Non-linear communication

I've been thinking about that linearisation idea I wrote about a while back. For whatever reason, it seems like our brains don't natively think in coherent, linear sequences. We can believe things that are totally incoherent until we try to verbalise them. We can mistakenly think we understand something but realise we have no idea when we try to explain it. We can solve problems by describing them to an inanimate object that we can't figure out just by thinking.

Most of what I wrote before was about the usefulness of linearising, but what about the opposite: deliberately staying non-linear? There are certain things that are much easier to do in that non-linear, non-verbal space. Because things don't have to make sense, your thoughts are free to wander and associate, often yielding surprising and creative ideas.
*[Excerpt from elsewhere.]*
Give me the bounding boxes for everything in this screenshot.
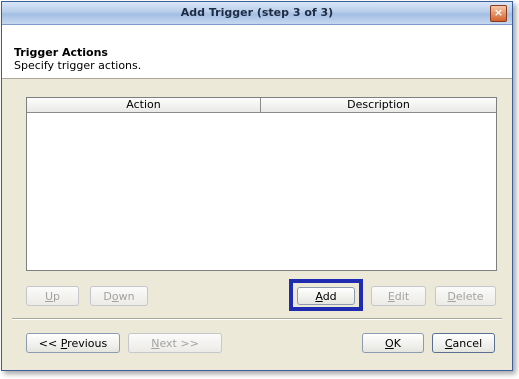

They appear to come from nowhere, but in reality they just came from somewhere you can't linearise the path back to. It seems useful to cultivate non-linear thinking as well.

Beyond its usefulness as a thinking tool, non-linear experiences can be quite compelling. Dreams, for example, are totally incoherent experiences that you can't explain to anyone else, but they are very compelling at the time. Even awake, you sometimes find yourself in a particular frame of mind that can't really be conveyed well. You're looking out at a city at night and anything seems possible. You finish binge-reading a book and the real world's colours look different. All your worries get together and summon you to a meeting, talking over each other to make sure they get heard.

These things are hard to put into words because they're a grab-bag of disconnected thoughts and feelings, non-linear by nature. But instead of trying to marshall them into some order, could we instead find some way to communicate them in their native form? I don't know exactly what this would look like. Sounds? Shapes? Words? Direct electrical stimulation? It's not clear. But the nice thing is that there is a simple test: just transmit information to someone else that they understand, but falls apart when they try to explain it.

A non-linear communication system's ultimate goal is to share a dream.